Des tests ADN ont prouvé jeudi que le cheveu sur la base duquel Claude Jones a été condamné à mort aux Etats-Unis en 1990 et exécuté dix ans plus tard ne lui appartenait pas, soulevant des inquiétudes sur la possibilité que le Texas ait exécuté un innocent.

Rendus publics par le journal Texas Observer qui les a en partie financés, les tests ADN "excluent Claude Jones des propriétaires possibles du cheveu étudié", assure le laboratoire Mytotyping Technologies. Selon lui, le cheveu appartenait à la victime, un commerçant tué dans un braquage en 1989.

A l'époque de sa condamnation à mort, l'analyse au microscope du cheveu avait permis d'établir une comparaison satisfaisante avec ceux de Claude Jones, censée prouver qu'il était présent au moment des faits.

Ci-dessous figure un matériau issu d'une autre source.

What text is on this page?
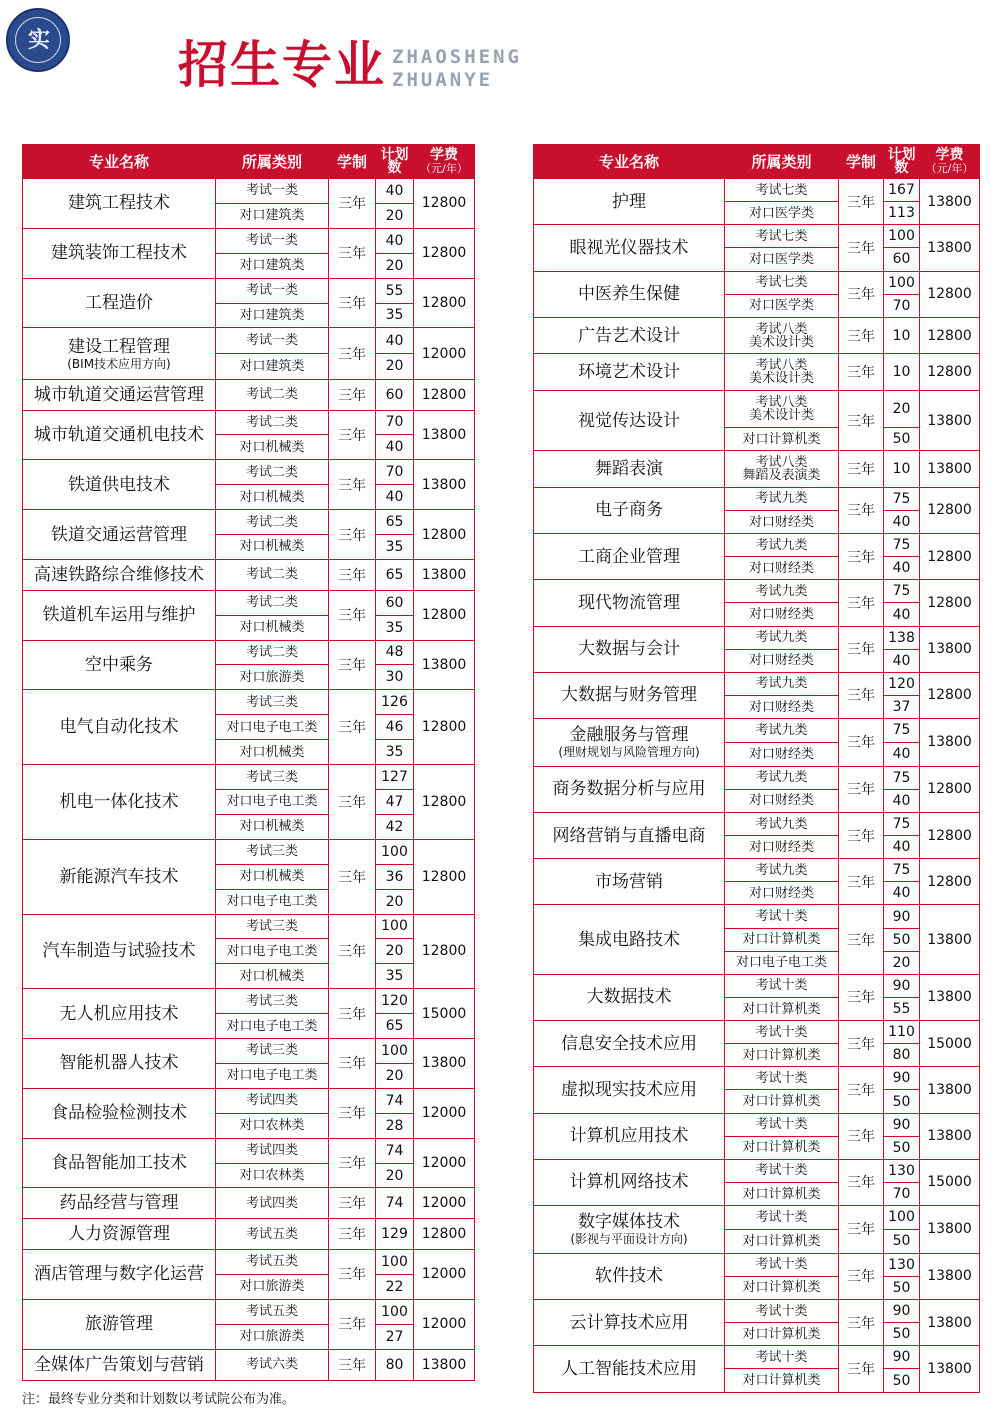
实	招生专业 ZHAOSHENG
ZHUANYE
专业名称	所属类别	学制	计划
数	学费
（元/年）

建筑工程技术	考试一类	三年	40	12800
	对口建筑类		20	

建筑装饰工程技术	考试一类	三年	40	12800
	对口建筑类		20	

工程造价	考试一类	三年	55	12800
	对口建筑类		35	

建设工程管理
(BIM技术应用方向)	考试一类	三年	40	12000
	对口建筑类		20	

城市轨道交通运营管理	考试二类	三年	60	12800

城市轨道交通机电技术	考试二类	三年	70	13800
	对口机械类		40	

铁道供电技术	考试二类	三年	70	13800
	对口机械类		40	

铁道交通运营管理	考试二类	三年	65	12800
	对口机械类		35	

高速铁路综合维修技术	考试二类	三年	65	13800

铁道机车运用与维护	考试二类	三年	60	12800
	对口机械类		35	

空中乘务	考试二类	三年	48	13800
	对口旅游类		30	

电气自动化技术	考试三类	三年	126	12800
	对口电子电工类		46	
	对口机械类		35	

机电一体化技术	考试三类	三年	127	12800
	对口电子电工类		47	
	对口机械类		42	

新能源汽车技术	考试三类	三年	100	12800
	对口机械类		36	
	对口电子电工类		20	

汽车制造与试验技术	考试三类	三年	100	12800
	对口电子电工类		20	
	对口机械类		35	

无人机应用技术	考试三类	三年	120	15000
	对口电子电工类		65	

智能机器人技术	考试三类	三年	100	13800
	对口电子电工类		20	

食品检验检测技术	考试四类	三年	74	12000
	对口农林类		28	

食品智能加工技术	考试四类	三年	74	12000
	对口农林类		20	

药品经营与管理	考试四类	三年	74	12000

人力资源管理	考试五类	三年	129	12800

酒店管理与数字化运营	考试五类	三年	100	12000
	对口旅游类		22	

旅游管理	考试五类	三年	100	12000
	对口旅游类		27	

全媒体广告策划与营销	考试六类	三年	80	13800
专业名称	所属类别	学制	计划
数	学费
（元/年）

护理	考试七类	三年	167	13800
	对口医学类		113	

眼视光仪器技术	考试七类	三年	100	13800
	对口医学类		60	

中医养生保健	考试七类	三年	100	12800
	对口医学类		70	

广告艺术设计	考试八类
美术设计类	三年	10	12800

环境艺术设计	考试八类
美术设计类	三年	10	12800

视觉传达设计	考试八类
美术设计类	三年	20	13800
	对口计算机类		50	

舞蹈表演	考试八类
舞蹈及表演类	三年	10	13800

电子商务	考试九类	三年	75	12800
	对口财经类		40	

工商企业管理	考试九类	三年	75	12800
	对口财经类		40	

现代物流管理	考试九类	三年	75	12800
	对口财经类		40	

大数据与会计	考试九类	三年	138	13800
	对口财经类		40	

大数据与财务管理	考试九类	三年	120	12800
	对口财经类		37	

金融服务与管理
(理财规划与风险管理方向)	考试九类	三年	75	13800
	对口财经类		40	

商务数据分析与应用	考试九类	三年	75	12800
	对口财经类		40	

网络营销与直播电商	考试九类	三年	75	12800
	对口财经类		40	

市场营销	考试九类	三年	75	12800
	对口财经类		40	

集成电路技术	考试十类	三年	90	13800
	对口计算机类		50	
	对口电子电工类		20	

大数据技术	考试十类	三年	90	13800
	对口计算机类		55	

信息安全技术应用	考试十类	三年	110	15000
	对口计算机类		80	

虚拟现实技术应用	考试十类	三年	90	13800
	对口计算机类		50	

计算机应用技术	考试十类	三年	90	13800
	对口计算机类		50	

计算机网络技术	考试十类	三年	130	15000
	对口计算机类		70	

数字媒体技术
(影视与平面设计方向)	考试十类	三年	100	13800
	对口计算机类		50	

软件技术	考试十类	三年	130	13800
	对口计算机类		50	

云计算技术应用	考试十类	三年	90	13800
	对口计算机类		50	

人工智能技术应用	考试十类	三年	90	13800
	对口计算机类		50	
注：最终专业分类和计划数以考试院公布为准。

Jones, qui purgeait une peine de prison à vie pour le meurtre d'un co-détenu à l'époque de sa condamnation à mort, a toujours affirmé qu'il attendait dans la voiture et que son complice était l'auteur du meurtre.

C'est donc sur cet élément clé, le plaçant sur la scène du crime, que les procureurs avaient construit leur accusation et que tous les appels et recours ont ensuite été rejetés.

Mais quelques années plus tard, la pratique des analyses de cheveux au microscope a été abandonnée, jugée obsolète et non concluante.